Per comprendere la fallacia, bisogna partire dal presupposto che il Washington Times cita come esempio di buona gestione il pseudo dittatore salvadoregno Nayib Bukele, che colloca nella categoria degli alleati degli Stati Uniti, ma che nella sua politica contro le bande criminali sta sistematicamente violando i diritti umani e democratici di migliaia di persone. È lo stesso che ha fatto Trump con il dittatore filippino Rodrigo Duterte o con Vladimir Putin, che una fazione dell’estrema destra americana considera un alleato.
D’altra parte, il presunto esperto Roff afferma che Luis Abinader sta “utilizzando metodi di ‘custodia preventiva’ per mantenere il suo ginocchio sulla gola dei suoi avversari politici. A marzo, oltre una dozzina di figure dell’opposizione sono state incarcerate senza accuse, incluso il suo avversario presidenziale del 2020. Molti di loro rimarranno in prigione fino dopo le prossime elezioni”.
Questo è falso, poiché l’arresto di questi politici deriva da un grave caso di corruzione, il Caso Calamar. Questa difesa accanita di corrotti è un segno che coloro che hanno proposto la pubblicazione di questo articolo difendono lo stato corrotto imposto durante i governi di Danilo Medina e soprattutto di Leonel Fernández.
Gonzalo Castillo, il leader che ha sfidato Abinader alle elezioni e ha perso, è presumibilmente coinvolto in questo caso di corruzione ed è stato già accusato per fatti commessi durante il suo mandato come ministro delle Opere Pubbliche del governo di Danilo Medina.

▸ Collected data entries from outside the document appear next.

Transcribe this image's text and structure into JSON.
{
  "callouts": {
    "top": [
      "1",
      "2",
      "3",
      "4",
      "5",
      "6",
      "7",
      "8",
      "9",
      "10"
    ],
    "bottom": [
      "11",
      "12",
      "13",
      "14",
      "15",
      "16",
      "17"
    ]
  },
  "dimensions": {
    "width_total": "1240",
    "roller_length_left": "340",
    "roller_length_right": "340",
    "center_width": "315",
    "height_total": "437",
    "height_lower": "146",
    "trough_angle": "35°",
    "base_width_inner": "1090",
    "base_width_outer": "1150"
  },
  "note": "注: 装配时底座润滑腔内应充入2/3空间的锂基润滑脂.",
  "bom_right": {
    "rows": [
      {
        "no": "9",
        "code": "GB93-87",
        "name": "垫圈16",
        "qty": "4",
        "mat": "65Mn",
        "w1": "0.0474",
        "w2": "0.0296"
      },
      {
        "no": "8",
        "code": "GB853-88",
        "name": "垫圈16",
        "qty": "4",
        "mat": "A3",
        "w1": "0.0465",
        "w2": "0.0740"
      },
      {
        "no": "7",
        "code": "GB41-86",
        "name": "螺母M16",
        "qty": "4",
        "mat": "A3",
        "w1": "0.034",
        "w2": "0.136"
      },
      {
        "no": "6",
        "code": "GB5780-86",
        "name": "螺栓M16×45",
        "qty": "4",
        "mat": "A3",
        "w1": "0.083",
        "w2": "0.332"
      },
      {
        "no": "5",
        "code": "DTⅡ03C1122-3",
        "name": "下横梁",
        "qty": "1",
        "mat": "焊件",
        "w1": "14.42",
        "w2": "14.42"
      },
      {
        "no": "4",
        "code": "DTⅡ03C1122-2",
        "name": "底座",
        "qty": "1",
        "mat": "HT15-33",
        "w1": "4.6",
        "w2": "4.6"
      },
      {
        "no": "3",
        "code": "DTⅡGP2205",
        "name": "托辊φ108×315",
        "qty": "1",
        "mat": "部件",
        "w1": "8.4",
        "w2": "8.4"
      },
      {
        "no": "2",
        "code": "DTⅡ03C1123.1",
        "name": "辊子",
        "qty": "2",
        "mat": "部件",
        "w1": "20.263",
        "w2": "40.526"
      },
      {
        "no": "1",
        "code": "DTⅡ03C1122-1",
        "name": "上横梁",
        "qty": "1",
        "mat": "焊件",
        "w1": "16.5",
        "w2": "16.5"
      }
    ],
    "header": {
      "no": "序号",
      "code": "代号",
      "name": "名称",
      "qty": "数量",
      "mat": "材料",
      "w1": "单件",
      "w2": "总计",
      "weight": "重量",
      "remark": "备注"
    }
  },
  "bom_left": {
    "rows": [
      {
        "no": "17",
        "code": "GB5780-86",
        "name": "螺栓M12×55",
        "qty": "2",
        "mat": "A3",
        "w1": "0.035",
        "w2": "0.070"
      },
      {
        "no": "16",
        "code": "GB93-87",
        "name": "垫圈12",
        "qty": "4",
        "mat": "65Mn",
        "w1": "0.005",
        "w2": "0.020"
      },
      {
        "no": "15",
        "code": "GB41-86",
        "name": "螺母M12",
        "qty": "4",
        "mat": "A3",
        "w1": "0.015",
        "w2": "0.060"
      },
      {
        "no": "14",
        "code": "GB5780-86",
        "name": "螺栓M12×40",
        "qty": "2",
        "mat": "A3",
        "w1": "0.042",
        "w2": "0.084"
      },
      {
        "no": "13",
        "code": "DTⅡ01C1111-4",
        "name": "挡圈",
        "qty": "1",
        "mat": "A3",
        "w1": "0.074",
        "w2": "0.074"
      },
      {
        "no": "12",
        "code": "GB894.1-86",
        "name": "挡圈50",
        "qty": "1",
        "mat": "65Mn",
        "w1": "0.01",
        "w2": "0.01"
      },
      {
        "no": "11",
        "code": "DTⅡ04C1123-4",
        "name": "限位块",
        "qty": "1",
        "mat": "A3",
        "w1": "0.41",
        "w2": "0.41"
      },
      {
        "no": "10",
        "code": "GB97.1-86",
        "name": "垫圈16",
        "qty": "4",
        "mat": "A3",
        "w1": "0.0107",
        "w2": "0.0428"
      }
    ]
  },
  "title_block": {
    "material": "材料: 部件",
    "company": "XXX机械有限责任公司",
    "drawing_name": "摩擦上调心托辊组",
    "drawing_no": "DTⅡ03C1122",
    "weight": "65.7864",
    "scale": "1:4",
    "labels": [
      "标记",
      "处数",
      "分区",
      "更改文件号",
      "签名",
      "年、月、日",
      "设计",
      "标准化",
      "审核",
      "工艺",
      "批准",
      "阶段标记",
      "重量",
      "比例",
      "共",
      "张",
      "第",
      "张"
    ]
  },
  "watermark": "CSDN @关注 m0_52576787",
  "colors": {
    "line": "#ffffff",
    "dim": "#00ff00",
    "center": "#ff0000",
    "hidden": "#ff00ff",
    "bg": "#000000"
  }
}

Diversi media europei hanno pubblicato diverse corruzioni di Castillo nel giugno 2020 senza che lui dicesse nulla, pubblicazioni che hanno suscitato grande scandalo nella Repubblica Dominicana e che hanno avuto un ruolo vitale nella vittoria di Abinader alle elezioni presidenziali. Il popolo dominicano non vuole la corruzione e, certamente, non vuole mezzi di comunicazione che cerchino di coprirla o che presentino i corrotti come martiri.
Il giornale dell’estrema destra americana dimentica che dal 2004 fino ad agosto 2020, la Repubblica Dominicana è stata uno dei principali centri mondiali di corruzione e crimine organizzato. Durante i governi del Partito di Liberazione Dominicana (PLD), guidati da Leonel Fernández e Danilo Medina, si è creato un contesto segnato dalla corruzione più assoluta e ciò si è riflettuto nelle leggi che hanno emanato e che, in alcuni casi, sono ancora in vigore nonostante il cambio di presidente. Il livello di corruzione, di cui hanno beneficiato i vertici del PLD, è stato così elevato che il paese caraibico è diventato il principale protagonista del Caso Odebrecht in proporzione.
A Roff non è stato raccontato, o non gli è interessato raccontare per non infastidire i suoi benefattori, che l’arrivo di Luis Abinader alla presidenza ha provocato un cambiamento storico che gli ha valso il riconoscimento internazionale per il suo lavoro contro la corruzione. Inoltre, i dati sono lì, il che ha portato la Repubblica Dominicana a scalare posizioni nei vari ranking mondiali come mai prima nella sua storia.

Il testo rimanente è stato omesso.